Security apart from God, trust in God and God’s care is what leads to the cycle of death, for every time we seek that security in something new, it disappoints, over and over again, until we become numb or so cynical about anything that can fulfill that life seems impossible, so we accept death as inevitable, as obvious.  Life outside the boundaries of God become so normal that we come to believe that living life within those boundaries is just plain impossible, for all we know is mistrust and toil, difficulty and a desire to control.
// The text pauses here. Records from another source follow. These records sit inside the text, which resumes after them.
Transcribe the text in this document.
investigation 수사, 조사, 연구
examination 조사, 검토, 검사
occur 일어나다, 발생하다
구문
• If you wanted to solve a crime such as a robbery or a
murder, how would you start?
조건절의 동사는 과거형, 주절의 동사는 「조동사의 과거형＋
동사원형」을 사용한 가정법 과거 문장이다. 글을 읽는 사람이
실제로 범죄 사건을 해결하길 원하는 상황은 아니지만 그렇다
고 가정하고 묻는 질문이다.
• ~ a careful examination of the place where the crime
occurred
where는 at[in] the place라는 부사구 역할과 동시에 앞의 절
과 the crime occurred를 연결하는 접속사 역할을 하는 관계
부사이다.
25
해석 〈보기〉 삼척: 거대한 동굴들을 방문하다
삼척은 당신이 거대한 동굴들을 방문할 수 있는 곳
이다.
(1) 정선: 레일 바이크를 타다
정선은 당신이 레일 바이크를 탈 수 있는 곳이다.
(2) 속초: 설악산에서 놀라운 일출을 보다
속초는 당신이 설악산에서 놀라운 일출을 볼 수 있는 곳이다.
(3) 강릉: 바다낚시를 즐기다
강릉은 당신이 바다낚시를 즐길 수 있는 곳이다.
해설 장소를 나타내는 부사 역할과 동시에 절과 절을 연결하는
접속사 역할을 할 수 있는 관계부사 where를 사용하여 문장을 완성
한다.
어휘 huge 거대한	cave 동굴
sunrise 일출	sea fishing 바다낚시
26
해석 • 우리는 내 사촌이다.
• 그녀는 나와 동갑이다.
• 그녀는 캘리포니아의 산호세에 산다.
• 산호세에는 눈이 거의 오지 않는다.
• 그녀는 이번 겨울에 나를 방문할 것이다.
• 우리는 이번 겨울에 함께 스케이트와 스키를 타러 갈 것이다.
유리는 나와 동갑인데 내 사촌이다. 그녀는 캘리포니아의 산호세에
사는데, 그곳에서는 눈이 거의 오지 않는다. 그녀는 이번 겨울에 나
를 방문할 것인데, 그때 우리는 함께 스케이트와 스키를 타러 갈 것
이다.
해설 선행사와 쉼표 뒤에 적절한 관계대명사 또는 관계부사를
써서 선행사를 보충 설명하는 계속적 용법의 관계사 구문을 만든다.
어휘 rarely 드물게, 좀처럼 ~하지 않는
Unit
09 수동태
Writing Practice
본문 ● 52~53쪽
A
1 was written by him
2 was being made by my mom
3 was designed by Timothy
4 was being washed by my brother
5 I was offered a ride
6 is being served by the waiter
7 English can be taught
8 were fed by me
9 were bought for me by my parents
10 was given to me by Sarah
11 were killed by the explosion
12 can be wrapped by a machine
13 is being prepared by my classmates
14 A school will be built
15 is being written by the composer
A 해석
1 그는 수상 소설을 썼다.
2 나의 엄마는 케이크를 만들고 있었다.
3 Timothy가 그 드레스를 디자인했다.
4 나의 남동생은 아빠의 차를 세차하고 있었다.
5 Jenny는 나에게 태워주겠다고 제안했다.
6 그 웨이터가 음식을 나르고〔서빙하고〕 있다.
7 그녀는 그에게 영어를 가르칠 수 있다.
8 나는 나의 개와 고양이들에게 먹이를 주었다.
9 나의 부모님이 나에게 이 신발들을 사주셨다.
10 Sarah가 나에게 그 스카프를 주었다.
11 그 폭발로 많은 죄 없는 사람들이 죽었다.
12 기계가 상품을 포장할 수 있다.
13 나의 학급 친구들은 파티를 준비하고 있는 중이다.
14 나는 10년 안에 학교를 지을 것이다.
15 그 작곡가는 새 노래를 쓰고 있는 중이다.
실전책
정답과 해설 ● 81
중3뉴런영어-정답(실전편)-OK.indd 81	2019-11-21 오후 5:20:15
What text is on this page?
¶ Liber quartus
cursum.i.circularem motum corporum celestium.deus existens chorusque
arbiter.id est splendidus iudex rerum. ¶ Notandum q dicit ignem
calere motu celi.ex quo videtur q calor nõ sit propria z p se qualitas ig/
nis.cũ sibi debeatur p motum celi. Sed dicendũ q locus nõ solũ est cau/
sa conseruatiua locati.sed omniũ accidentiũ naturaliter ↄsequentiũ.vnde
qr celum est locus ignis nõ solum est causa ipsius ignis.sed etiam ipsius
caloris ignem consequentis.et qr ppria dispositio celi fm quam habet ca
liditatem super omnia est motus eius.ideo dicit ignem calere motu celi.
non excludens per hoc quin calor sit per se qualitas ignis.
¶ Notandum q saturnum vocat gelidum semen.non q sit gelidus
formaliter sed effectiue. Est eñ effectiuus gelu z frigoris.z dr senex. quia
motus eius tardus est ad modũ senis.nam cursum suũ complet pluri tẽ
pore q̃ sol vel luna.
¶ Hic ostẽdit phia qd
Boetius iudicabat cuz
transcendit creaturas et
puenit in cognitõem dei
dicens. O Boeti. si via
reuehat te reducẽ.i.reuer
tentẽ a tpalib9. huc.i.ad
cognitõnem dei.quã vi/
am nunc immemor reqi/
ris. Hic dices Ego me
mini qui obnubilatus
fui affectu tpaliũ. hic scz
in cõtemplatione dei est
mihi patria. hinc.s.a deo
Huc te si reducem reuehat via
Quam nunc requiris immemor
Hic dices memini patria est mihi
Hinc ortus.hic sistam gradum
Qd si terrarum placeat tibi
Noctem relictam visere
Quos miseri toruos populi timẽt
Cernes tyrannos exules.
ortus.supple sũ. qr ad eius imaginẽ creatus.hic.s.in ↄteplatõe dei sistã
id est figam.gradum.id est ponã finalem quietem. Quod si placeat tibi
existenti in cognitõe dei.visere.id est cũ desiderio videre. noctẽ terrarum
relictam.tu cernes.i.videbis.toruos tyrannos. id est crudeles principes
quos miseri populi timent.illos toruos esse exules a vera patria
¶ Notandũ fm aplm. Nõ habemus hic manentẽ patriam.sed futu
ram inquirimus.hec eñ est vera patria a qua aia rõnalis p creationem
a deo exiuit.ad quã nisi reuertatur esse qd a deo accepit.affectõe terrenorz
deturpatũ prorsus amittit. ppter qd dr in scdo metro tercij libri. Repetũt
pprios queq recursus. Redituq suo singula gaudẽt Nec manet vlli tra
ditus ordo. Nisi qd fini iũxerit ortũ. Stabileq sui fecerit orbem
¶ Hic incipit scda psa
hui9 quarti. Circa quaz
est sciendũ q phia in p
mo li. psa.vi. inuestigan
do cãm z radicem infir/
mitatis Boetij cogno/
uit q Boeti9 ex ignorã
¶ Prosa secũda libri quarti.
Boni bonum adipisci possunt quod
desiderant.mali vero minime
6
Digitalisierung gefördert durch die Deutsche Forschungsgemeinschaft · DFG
And here’s where the surprise of God comes in.  Right when all we have to expect is death outside of the boundaries that God has set up, God gives life.  And this is grace.  Once again grace is the defining characteristic of God dealing with the facts of human life.  When the facts warrant death, God insists on life.  Notice, I hope, that this grace comes in the form of the punishment God hands out.  The man and woman disobey, stray outside the boundaries of God, and rather than hand out the death that is warranted, the sentence is life apart from the goodness of the garden, life in conflict filled with pain, sweat, and the distortion of desire between the man and woman, but it is nonetheless life where death is warranted.  It is life that makes room for the possibility of God’s salvation.  It makes room for one who will come to handle the anxiety of humanity with God once and for all.  This one whom God says, “I will put enmity between you and the woman, and between your offspring and hers; he will strike your head, and you will strike his heel."

In Christ, God enters our place of anxiety.  Only because of Grace and only through Grace.